En ce mois d’octobre spongieux, alors que chacun tente de passer entre les gouttes d’une actualité des plus sinistres, un projet singulier a attiré notre curiosité. Une bizarrerie musicale dont le pseudo Paramécie Balnéaire suffit à questionner notre bon sens. Avec son dernier album en date, intitulé en grosses lettres « TESTOSTÉRONE », ce producteur et bricoleur de sons de vingt-sept ans mets la masculinité à l’épreuve du feu.
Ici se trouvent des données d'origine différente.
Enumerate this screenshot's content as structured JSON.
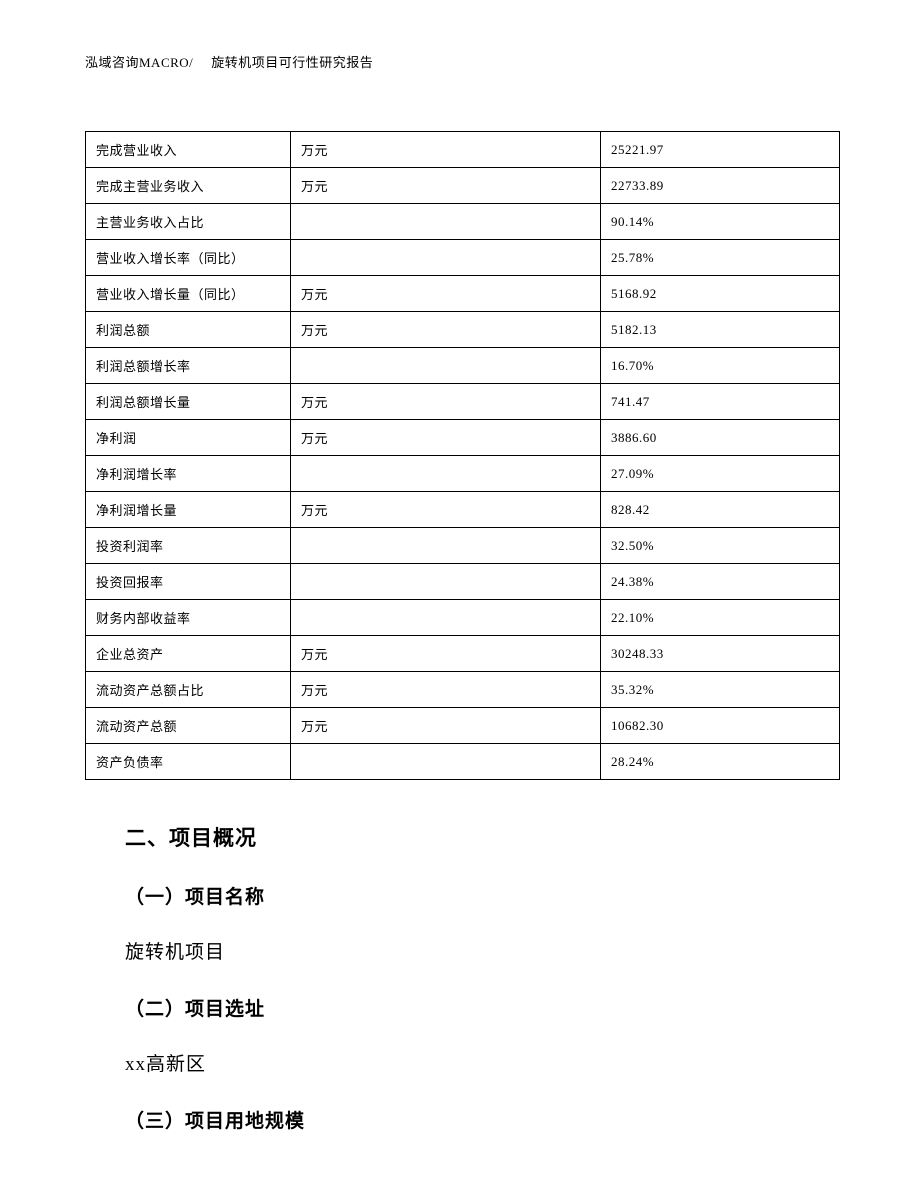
{
  "header": {
    "org": "泓域咨询MACRO/",
    "title": "旋转机项目可行性研究报告"
  },
  "table": {
    "col_widths": [
      "205px",
      "310px",
      "auto"
    ],
    "border_color": "#000000",
    "font_size_pt": 10,
    "rows": [
      {
        "label": "完成营业收入",
        "unit": "万元",
        "value": "25221.97"
      },
      {
        "label": "完成主营业务收入",
        "unit": "万元",
        "value": "22733.89"
      },
      {
        "label": "主营业务收入占比",
        "unit": "",
        "value": "90.14%"
      },
      {
        "label": "营业收入增长率（同比）",
        "unit": "",
        "value": "25.78%"
      },
      {
        "label": "营业收入增长量（同比）",
        "unit": "万元",
        "value": "5168.92"
      },
      {
        "label": "利润总额",
        "unit": "万元",
        "value": "5182.13"
      },
      {
        "label": "利润总额增长率",
        "unit": "",
        "value": "16.70%"
      },
      {
        "label": "利润总额增长量",
        "unit": "万元",
        "value": "741.47"
      },
      {
        "label": "净利润",
        "unit": "万元",
        "value": "3886.60"
      },
      {
        "label": "净利润增长率",
        "unit": "",
        "value": "27.09%"
      },
      {
        "label": "净利润增长量",
        "unit": "万元",
        "value": "828.42"
      },
      {
        "label": "投资利润率",
        "unit": "",
        "value": "32.50%"
      },
      {
        "label": "投资回报率",
        "unit": "",
        "value": "24.38%"
      },
      {
        "label": "财务内部收益率",
        "unit": "",
        "value": "22.10%"
      },
      {
        "label": "企业总资产",
        "unit": "万元",
        "value": "30248.33"
      },
      {
        "label": "流动资产总额占比",
        "unit": "万元",
        "value": "35.32%"
      },
      {
        "label": "流动资产总额",
        "unit": "万元",
        "value": "10682.30"
      },
      {
        "label": "资产负债率",
        "unit": "",
        "value": "28.24%"
      }
    ]
  },
  "sections": {
    "s2_heading": "二、项目概况",
    "s2_1_heading": "（一）项目名称",
    "s2_1_text": "旋转机项目",
    "s2_2_heading": "（二）项目选址",
    "s2_2_text": "xx高新区",
    "s2_3_heading": "（三）项目用地规模"
  },
  "style": {
    "background_color": "#ffffff",
    "text_color": "#000000",
    "heading_font": "SimHei",
    "body_font": "SimSun",
    "h2_fontsize_pt": 16,
    "h3_fontsize_pt": 14,
    "para_fontsize_pt": 14
  }
}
Il nous explique sa démarche.
C’était quoi l’idée de départ pour la création de cet album ?
J’aime bien partir d’un concept (ici, la masculinité mais ça peut être autre chose), et assembler des éléments autour de ça, comme un collage ou un champ lexical. J’ai procédé de manière instinctive, en partageant mon impression de ce que le patriarcat semble attendre de nous en tant qu’homme aujourd’hui.
De quel type de masculinité parles-tu ?
Je voulais exacerber la part de violence qu’il peut y avoir dans le genre masculin. Parler de l’immaturité dont font preuve les hommes la plupart du temps, et tourner tout ça en dérision afin de prendre du recul. On peut dire que c’est une caricature de la masculinité.
Est-ce que cela fait écho aux problématiques masculinistes ?
Tout à fait. J’ai puisé des influences dans le Hardcore, la Dubstep, le Punk, le Breakcore et la Trap. Parmi ces genres, il y a des artistes qui ont pour habitude de mettre en avant une idée de la virilité dans laquelle je ne me retrouve pas. Je suis influencé par Booba, SCH, Vald et j’essaie de prendre du recul par rapport à l’homophobie de certaines paroles, au sexisme et aux discours basés sur la compétition. Je voulais m’en inspirer pour me les ré-approprier. J’avais envie qu’en tant qu’homme, on puisse écouter ça et se dire « c’est vrai qu’on est cons » et d’en rire.

D’où te vient ce goût pour les drums travaillées ?
j’ai découvert le Breakcore à la fin du lycée : Igorrr, Ruby My Dear, Venetian Snares. Au début je trouvais ça dur à écouter, et en même temps, c’était drôle. Mais le côté déstructuré et surprenant des morceaux m’a très vite captivé, et j’ai commencé à produire mes propres morceaux sur mon ordinateur.
On a l’impression que tu essaies de créer un monstre de Frankenstein, est-ce que c’est ton intention ?
C’est un album qui a été composé dans la douleur, une période difficile pour moi. Si cet opus devait être un personnage, ce serait un être torturé. J’ai composé principalement sur le peu de temps libre que j’avais, en plus de mon travail alimentaire. Ce qui ne veut pas dire que j’ai cherché la fluidité, loin de là. C’était un travail de forcené et d’obstination, sur des morceaux dont je ne considérais pas beaucoup le potentiel. Mais au final je suis content d’avoir persisté dans mes recherches et de m’être fait violence. J’ai eu l’impression de triturer les codes de mon projet musical pour en faire quelque chose de nouveau et qui serve le propos de ce nouvel album.
Le travail de Paramécie Balnéaire est très proche de celui du groupe underground français Igorrr.
Quel est ton rapport au beau et à l’esthétique dans l’art ?
Je pense qu’on peut partir de quelque chose de laid et en faire du beau, comme dans la tragédie. On y parle de meurtre et de trahison, tout simplement parce que c’est la condition humaine. Selon moi, les artistes devraient aborder tous les sujets négatifs, se les ré-approprier pour les sublimer.
Quel est le fil directeur du projet Paramécie Balnéaire ?
Le Dadaïsme, le surréalisme, j’aime raconter des choses pour ne pas dire grand chose, et que les gens trouvent les réponses eux-mêmes. Le terme Paramécie Balnéaire est inspiré du cadavre exquis. Un jeu inventé par les surréalistes dans les années 20, qui consiste à mettre ensemble des mots qui n’ont rien à voir. Mes albums et mes morceaux fonctionnent de la même façon.
Si tu devais conclure cet interview en une phrase ?
Je dis souvent que je fourni la matière à partir de mes tripes, mais c’est aux auditeurs de faire le reste du travail en interprétant mes morceaux comme ils les perçoivent.